Adding in the A9S card and removing jumpers takes but a minute. One can turn the PF88 Extreme from an Intel-based motherboard to an AMD's in a jiffy. However, when attempting to load the PF88 Extreme's Pentium 4 edition of Windows XP Professional with the A9S in place, each attempt was meet with abject failure, usually resulting in the system rebooting just as XP finished loading. The culprit in this case appears to be Windows XP itself, which isn't happy going from a 2-CPU (well, HT-equipped P4) to a single-CPU AMD system. Going the other way around, from AMD to Intel, worked flawlessly.

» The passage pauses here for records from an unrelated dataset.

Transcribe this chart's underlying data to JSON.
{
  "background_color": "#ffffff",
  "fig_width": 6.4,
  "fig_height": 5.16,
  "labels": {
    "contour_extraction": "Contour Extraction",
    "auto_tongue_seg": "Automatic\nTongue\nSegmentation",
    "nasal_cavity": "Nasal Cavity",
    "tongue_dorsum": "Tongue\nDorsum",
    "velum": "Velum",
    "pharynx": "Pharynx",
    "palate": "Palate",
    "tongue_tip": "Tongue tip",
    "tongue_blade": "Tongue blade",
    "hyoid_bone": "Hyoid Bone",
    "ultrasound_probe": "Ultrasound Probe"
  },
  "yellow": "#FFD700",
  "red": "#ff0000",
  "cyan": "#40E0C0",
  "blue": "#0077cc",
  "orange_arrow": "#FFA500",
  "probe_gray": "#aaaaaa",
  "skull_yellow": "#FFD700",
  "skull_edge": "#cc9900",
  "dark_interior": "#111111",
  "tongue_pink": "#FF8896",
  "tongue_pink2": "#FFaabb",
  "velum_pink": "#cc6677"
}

I'll be comparing the ECS PF88 Extreme's performance against two established motherboards based on Intel's premier i925XE and AMD/VIA's K8T890 chipsets. The PF88 Extreme purports to offer the best of both worlds, so it will be interesting to see just how competitive it is, in terms of performance, with two of the fastest boards on either platform.
Explicit running speeds of the boards were as follows:
3630.8MHz - EPoX 5LWA+ (i925XE) - Intel Pentium 4 660
3600.5MHz - ECS PF88 Extreme - Intel Pentium 4 660
2405.4MHz -ABIT AX8 (VIA K8T890) - AMD Athlon 64 FX-53
2399.8MHz - ECS PF88 Extreme - AMD Athlon 64 FX-53
Note that the PF88 Extreme's clock generator doesn't inflate the FSB, unlike EpoX's. Please bear the running speed in mind when comparing results. Other than clock speed, the PF88 Extreme, in both Intel and AMD guises, was setup in an identical manner to the two comparison boards.